The 6-foot-5-inch forward first started playing ball when he was 2 or 3. “My dad was a coach, so I guess I was born into basketball. I love the game,” he said.
His father, Bonzie Colson, was at the school for the announcement along with his wife Cyndi and their 9-year-old daughter Sydni.
“I was a scholarship player at URI many moons ago,” said Mr. Colson. “I just wanted to position him to be in the best possible situation with the best scholarship offer. Part of that was bringing him to a place like St. Andrew’s, where I knew he would get great academic support and an environment that would prepare him for college and prepare him for a school like Notre Dame.
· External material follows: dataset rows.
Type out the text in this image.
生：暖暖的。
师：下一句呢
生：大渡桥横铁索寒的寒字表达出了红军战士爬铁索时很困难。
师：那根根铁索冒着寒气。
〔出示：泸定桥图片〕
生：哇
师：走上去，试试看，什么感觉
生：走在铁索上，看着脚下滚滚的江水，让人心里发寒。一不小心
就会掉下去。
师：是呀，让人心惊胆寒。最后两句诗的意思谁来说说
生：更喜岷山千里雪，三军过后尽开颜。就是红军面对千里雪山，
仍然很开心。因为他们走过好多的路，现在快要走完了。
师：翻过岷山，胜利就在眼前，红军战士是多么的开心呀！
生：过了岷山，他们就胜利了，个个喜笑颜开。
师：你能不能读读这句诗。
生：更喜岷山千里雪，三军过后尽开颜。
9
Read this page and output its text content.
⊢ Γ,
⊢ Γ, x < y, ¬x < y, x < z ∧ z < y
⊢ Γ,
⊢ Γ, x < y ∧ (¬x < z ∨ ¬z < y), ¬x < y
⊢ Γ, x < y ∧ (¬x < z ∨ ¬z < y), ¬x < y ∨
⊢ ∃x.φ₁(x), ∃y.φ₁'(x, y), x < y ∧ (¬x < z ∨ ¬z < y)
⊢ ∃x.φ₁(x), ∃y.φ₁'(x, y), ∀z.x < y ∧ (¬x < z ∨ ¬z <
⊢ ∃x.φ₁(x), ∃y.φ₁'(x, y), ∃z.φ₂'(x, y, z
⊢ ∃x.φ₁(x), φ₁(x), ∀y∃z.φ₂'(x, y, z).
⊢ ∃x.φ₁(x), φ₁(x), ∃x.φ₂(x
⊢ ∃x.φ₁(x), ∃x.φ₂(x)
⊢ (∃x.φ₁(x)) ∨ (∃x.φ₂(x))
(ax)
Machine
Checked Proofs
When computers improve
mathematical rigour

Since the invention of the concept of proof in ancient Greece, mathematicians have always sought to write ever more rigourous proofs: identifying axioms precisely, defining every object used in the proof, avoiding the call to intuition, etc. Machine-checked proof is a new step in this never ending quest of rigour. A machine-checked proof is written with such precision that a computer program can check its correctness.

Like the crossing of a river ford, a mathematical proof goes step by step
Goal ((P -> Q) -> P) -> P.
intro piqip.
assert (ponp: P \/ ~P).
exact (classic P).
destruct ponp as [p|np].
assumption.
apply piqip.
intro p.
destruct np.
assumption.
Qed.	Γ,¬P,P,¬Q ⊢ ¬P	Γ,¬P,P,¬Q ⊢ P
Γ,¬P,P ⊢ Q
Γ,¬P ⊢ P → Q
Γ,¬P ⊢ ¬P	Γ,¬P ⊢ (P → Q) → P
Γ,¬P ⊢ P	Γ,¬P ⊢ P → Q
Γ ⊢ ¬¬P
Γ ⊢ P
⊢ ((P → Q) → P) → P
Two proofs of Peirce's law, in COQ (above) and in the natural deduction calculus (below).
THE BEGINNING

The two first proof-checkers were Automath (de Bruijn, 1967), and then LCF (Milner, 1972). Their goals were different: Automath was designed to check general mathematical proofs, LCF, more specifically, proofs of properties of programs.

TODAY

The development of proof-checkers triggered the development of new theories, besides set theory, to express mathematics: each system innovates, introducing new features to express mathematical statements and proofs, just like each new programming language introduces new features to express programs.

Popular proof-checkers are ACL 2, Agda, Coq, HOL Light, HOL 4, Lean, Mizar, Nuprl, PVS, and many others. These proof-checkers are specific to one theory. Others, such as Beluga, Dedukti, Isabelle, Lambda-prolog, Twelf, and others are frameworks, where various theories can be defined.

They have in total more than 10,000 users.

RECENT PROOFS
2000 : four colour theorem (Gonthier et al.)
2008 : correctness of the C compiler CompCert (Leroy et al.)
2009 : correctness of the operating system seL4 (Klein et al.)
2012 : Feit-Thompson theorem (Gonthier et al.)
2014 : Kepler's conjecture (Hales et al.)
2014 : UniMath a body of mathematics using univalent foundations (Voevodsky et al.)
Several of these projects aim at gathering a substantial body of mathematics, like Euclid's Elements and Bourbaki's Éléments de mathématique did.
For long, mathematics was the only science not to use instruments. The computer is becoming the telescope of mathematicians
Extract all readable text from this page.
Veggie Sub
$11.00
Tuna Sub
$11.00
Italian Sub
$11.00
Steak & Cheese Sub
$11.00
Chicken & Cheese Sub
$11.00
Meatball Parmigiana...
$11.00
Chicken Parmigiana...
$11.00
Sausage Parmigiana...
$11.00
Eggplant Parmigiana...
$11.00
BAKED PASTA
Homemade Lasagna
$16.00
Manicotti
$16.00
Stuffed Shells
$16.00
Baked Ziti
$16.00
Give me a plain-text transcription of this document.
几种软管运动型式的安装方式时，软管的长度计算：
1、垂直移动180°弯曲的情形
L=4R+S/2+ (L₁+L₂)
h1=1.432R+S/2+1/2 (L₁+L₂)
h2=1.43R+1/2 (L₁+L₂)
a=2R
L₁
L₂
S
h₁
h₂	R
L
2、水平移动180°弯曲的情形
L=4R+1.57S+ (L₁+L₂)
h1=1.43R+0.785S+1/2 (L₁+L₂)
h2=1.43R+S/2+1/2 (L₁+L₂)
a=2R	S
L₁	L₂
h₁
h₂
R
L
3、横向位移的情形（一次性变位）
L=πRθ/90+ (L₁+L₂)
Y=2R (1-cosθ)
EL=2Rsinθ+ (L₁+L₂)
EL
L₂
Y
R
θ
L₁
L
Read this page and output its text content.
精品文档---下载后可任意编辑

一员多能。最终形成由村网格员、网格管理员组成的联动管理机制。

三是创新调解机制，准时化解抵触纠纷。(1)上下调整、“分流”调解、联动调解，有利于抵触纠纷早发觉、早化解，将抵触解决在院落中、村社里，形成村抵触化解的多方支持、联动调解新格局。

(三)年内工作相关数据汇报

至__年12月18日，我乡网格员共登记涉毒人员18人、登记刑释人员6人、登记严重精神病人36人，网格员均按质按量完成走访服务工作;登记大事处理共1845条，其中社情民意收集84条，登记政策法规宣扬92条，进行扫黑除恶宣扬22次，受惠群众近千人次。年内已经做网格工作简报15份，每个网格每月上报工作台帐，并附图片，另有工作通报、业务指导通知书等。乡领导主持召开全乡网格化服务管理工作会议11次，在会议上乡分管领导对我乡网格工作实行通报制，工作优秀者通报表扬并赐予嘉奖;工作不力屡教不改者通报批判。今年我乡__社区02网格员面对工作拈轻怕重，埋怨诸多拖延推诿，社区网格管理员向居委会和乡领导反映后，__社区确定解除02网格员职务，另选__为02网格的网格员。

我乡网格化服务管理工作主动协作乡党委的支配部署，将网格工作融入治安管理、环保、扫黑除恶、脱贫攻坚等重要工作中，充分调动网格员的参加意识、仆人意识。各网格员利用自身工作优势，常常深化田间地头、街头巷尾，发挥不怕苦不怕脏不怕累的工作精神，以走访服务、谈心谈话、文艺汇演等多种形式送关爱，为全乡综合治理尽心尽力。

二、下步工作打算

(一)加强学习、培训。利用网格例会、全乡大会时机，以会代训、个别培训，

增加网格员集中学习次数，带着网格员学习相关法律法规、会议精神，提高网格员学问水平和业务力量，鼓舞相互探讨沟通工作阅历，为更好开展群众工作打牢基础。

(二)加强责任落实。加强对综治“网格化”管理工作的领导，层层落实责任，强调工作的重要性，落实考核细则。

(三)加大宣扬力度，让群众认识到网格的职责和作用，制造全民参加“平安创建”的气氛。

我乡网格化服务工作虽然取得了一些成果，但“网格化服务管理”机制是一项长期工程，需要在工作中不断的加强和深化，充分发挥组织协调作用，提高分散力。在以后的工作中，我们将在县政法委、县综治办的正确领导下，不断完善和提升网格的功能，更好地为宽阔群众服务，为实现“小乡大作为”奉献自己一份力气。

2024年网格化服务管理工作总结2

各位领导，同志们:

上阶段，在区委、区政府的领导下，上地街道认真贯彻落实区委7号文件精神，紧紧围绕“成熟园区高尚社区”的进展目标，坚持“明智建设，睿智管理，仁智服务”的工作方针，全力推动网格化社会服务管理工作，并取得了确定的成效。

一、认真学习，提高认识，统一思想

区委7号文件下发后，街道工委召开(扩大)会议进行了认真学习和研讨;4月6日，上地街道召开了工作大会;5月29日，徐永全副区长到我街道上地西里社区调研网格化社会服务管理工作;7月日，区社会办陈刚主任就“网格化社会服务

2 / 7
And coach Hart and coach (John) O’Shea have done a great job with his skill development and the school has also done a great job in terms of just preparing him to be a better person than he was when he first walked in here as a 14-year-old freshman.”
The 6-foot-1-inch Henry, who played at Portsmouth High School as a freshman and sophomore before coming to St. Andrew’s, said he was thrilled with committing to the Utah State Aggies.
“It means a lot to me. The next part of my life is starting right now,” said Henry, who’s also lived in Virginia, Tennessee and Japan as he’s moved around with his Navy mother, Zeporah Dasher, now stationed in Washington. “I started playing basketball when I was about 4 years old. Since then, I’ve moved to so many different places that I’ve acclimated so many different techniques to my game as I’ve traveled with my mom,” he said.
Both seniors are solid students and role models who “get involved in the school,” Mr. Hart said, but they have contrasting styles on the hard court.
“Bonzie tends to be more of an unconventional, old-school type player,” he said. “He does a lot of things well, but when he walks in the gym he doesn’t wow you because he’s not 6 foot 9 and 250 pounds. When people look at him, they say ‘I can’t believe he’s playing at Notre Dame.’ I can, and then once you watch him play, you see how he gets things done.
“Henry is your prototypical guard. He can play the point, he can play the two. He’s in great shape, he’s strong. (He’s a) very good shooter, very good at getting to the rim, and very good defensively. I think he fits more of the mold of the Division 1 guard.”
Mr. Hart said St. Andrew’s has been fortunate in helping to develop strong players over the years.
“We’ve been lucky here,” he said. “We’ve had that in the past, but it’s been a while since we’ve had two commit on the same day. These guys both took different paths in their recruiting. Bonzie’s recruiting started off very slowly and then picked up and got really heavy. Henry’s got heavy right away, then totally died and then got heavy again. The whole time these guys stayed patient and did their research of the different schools that were recruiting them so they’d feel really comfortable with their choices.”